The term “defect candidate” used in this specification should be expansively construed to cover a suspected defect location on the specimen which is detected to have relatively high probability of being a defect of interest (DOI). Therefore, a defect candidate, upon being reviewed/tested, may actually be a DOI, or, in some other cases, it may be a nuisance as described above, or random noise that can be caused by different variations (e.g., process variation, color variation, mechanical and electrical variations, etc.) during inspection.
The term “design data” used in the specification should be expansively construed to cover any data indicative of hierarchical physical design (layout) of a specimen. Design data can be provided by a respective designer and/or can be derived from the physical design (e.g., through complex simulation, simple geometric and Boolean operations, etc.). Design data can be provided in different formats as, by way of non-limiting examples, GDSII format, OASIS format, etc. Design data can be presented in vector format, grayscale intensity image format, or otherwise.

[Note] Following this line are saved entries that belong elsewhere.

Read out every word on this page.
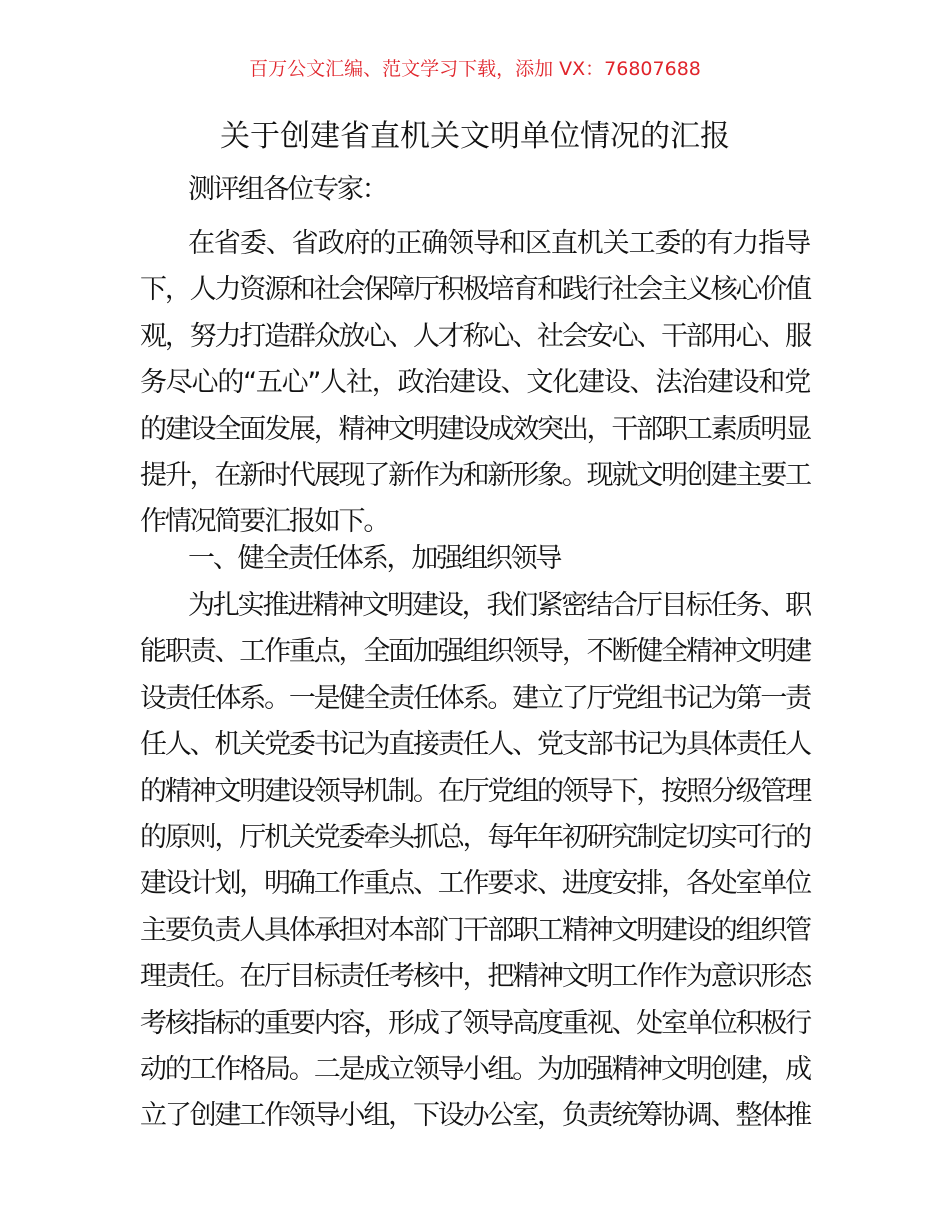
百万公文汇编、范文学习下载，添加 VX：76807688
关于创建省直机关文明单位情况的汇报
测评组各位专家：
在省委、省政府的正确领导和区直机关工委的有力指导
下，人力资源和社会保障厅积极培育和践行社会主义核心价值
观，努力打造群众放心、人才称心、社会安心、干部用心、服
务尽心的“五心”人社，政治建设、文化建设、法治建设和党
的建设全面发展，精神文明建设成效突出，干部职工素质明显
提升，在新时代展现了新作为和新形象。现就文明创建主要工
作情况简要汇报如下。
一、健全责任体系，加强组织领导
为扎实推进精神文明建设，我们紧密结合厅目标任务、职
能职责、工作重点，全面加强组织领导，不断健全精神文明建
设责任体系。一是健全责任体系。建立了厅党组书记为第一责
任人、机关党委书记为直接责任人、党支部书记为具体责任人
的精神文明建设领导机制。在厅党组的领导下，按照分级管理
的原则，厅机关党委牵头抓总，每年年初研究制定切实可行的
建设计划，明确工作重点、工作要求、进度安排，各处室单位
主要负责人具体承担对本部门干部职工精神文明建设的组织管
理责任。在厅目标责任考核中，把精神文明工作作为意识形态
考核指标的重要内容，形成了领导高度重视、处室单位积极行
动的工作格局。二是成立领导小组。为加强精神文明创建，成
立了创建工作领导小组，下设办公室，负责统筹协调、整体推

The term “image(s)” or “image data” used in the specification should be expansively construed to cover any original images/frames of the specimen captured by an examination tool during the fabrication process, derivatives of the captured images/frames obtained by various pre-processing stages, and/or computer-generated synthetic images (in some cases based on design data). Depending on the specific way of scanning (e.g., one-dimensional scan such as line scanning, two-dimensional scan in both x and y directions, or dot scanning at specific spots, etc.), image data can be represented in different formats, such as, e.g., as a gray level profile, a two-dimensional image, or discrete pixels, etc. It is to be noted that in some cases the image data referred to herein can include, in addition to images (e.g., captured images, processed images, etc.), numeric data associated with the images (e.g., metadata, hand-crafted attributes, etc.). It is further noted that images or image data can include data related to a processing step/layer of interest, or a plurality of processing steps/layers of a specimen.
It is appreciated that, unless specifically stated otherwise, certain features of the presently disclosed subject matter, which are described in the context of separate embodiments, can also be provided in combination in a single embodiment. Conversely, various features of the presently disclosed subject matter, which are described in the context of a single embodiment, can also be provided separately or in any suitable sub-combination. In the present detailed description, numerous specific details are set forth in order to provide a thorough understanding of the methods and apparatus.

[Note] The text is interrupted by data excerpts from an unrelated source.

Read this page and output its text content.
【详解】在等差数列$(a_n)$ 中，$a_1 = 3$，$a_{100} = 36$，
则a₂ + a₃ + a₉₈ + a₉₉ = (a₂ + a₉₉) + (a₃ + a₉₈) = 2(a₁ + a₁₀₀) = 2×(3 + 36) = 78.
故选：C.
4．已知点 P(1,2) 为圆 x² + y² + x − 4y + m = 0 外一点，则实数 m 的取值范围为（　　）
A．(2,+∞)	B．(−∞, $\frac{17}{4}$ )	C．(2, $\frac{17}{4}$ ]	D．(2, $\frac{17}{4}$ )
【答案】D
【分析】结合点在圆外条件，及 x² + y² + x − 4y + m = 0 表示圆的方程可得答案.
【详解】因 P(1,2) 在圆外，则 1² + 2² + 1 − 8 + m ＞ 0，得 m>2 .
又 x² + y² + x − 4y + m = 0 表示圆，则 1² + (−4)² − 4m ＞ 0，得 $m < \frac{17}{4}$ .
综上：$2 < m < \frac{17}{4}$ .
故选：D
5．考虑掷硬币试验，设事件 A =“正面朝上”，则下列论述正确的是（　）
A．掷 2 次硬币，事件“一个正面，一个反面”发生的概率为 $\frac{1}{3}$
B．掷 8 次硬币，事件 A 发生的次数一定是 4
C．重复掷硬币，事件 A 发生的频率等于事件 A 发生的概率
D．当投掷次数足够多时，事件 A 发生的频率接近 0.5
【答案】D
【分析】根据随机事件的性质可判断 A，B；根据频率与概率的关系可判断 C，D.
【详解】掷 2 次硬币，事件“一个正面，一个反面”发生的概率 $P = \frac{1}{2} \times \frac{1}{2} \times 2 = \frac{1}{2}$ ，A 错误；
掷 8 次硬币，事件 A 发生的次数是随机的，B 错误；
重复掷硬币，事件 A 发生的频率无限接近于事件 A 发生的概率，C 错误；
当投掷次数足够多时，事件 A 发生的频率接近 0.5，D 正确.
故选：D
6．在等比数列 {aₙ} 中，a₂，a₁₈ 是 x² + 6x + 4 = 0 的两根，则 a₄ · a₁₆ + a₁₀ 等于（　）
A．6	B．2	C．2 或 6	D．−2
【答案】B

It will also be understood that the system according to the present disclosure may be, at least partly, implemented on a suitably programmed computer. Likewise, the present disclosure contemplates a computer program being readable by a computer for executing the method of the present disclosure. The present disclosure further contemplates a non-transitory computer-readable memory tangibly embodying a program of instructions executable by the computer for executing the method of the present disclosure.

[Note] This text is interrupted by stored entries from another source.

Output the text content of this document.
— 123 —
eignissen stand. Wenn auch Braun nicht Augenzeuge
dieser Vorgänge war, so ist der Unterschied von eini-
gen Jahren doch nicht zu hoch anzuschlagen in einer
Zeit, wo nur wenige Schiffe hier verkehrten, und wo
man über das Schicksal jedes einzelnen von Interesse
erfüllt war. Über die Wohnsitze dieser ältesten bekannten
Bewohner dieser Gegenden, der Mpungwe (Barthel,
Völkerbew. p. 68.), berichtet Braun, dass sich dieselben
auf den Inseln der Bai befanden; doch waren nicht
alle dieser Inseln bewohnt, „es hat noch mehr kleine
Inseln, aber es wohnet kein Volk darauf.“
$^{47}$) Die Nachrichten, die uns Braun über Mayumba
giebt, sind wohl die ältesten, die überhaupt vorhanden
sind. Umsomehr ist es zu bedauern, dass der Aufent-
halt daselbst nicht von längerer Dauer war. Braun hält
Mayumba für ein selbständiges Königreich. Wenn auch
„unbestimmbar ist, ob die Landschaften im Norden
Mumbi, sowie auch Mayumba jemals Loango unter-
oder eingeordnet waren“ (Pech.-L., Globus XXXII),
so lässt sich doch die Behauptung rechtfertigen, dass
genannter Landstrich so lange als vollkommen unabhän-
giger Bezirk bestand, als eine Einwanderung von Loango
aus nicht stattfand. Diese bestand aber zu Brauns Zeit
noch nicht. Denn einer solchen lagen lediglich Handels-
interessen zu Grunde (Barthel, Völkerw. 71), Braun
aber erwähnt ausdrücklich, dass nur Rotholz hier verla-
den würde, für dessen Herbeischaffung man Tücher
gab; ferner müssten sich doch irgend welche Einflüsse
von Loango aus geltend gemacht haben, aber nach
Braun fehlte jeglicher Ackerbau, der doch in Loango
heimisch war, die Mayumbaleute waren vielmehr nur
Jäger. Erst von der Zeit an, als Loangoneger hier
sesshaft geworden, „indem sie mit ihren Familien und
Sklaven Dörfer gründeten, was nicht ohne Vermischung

The present disclosure is capable of other embodiments and of being practiced and carried out in various ways. Hence, it is to be understood that the phraseology and terminology employed herein are for the purpose of description and should not be regarded as limiting. As such, those skilled in the art will appreciate that the conception upon which this disclosure is based may readily be utilized as a basis for designing other structures, methods, and systems for carrying out the several purposes of the presently disclosed subject matter.
Those skilled in the art will readily appreciate that various modifications and changes can be applied to the embodiments of the present disclosure as hereinbefore described without departing from its scope, defined in and by the appended claims.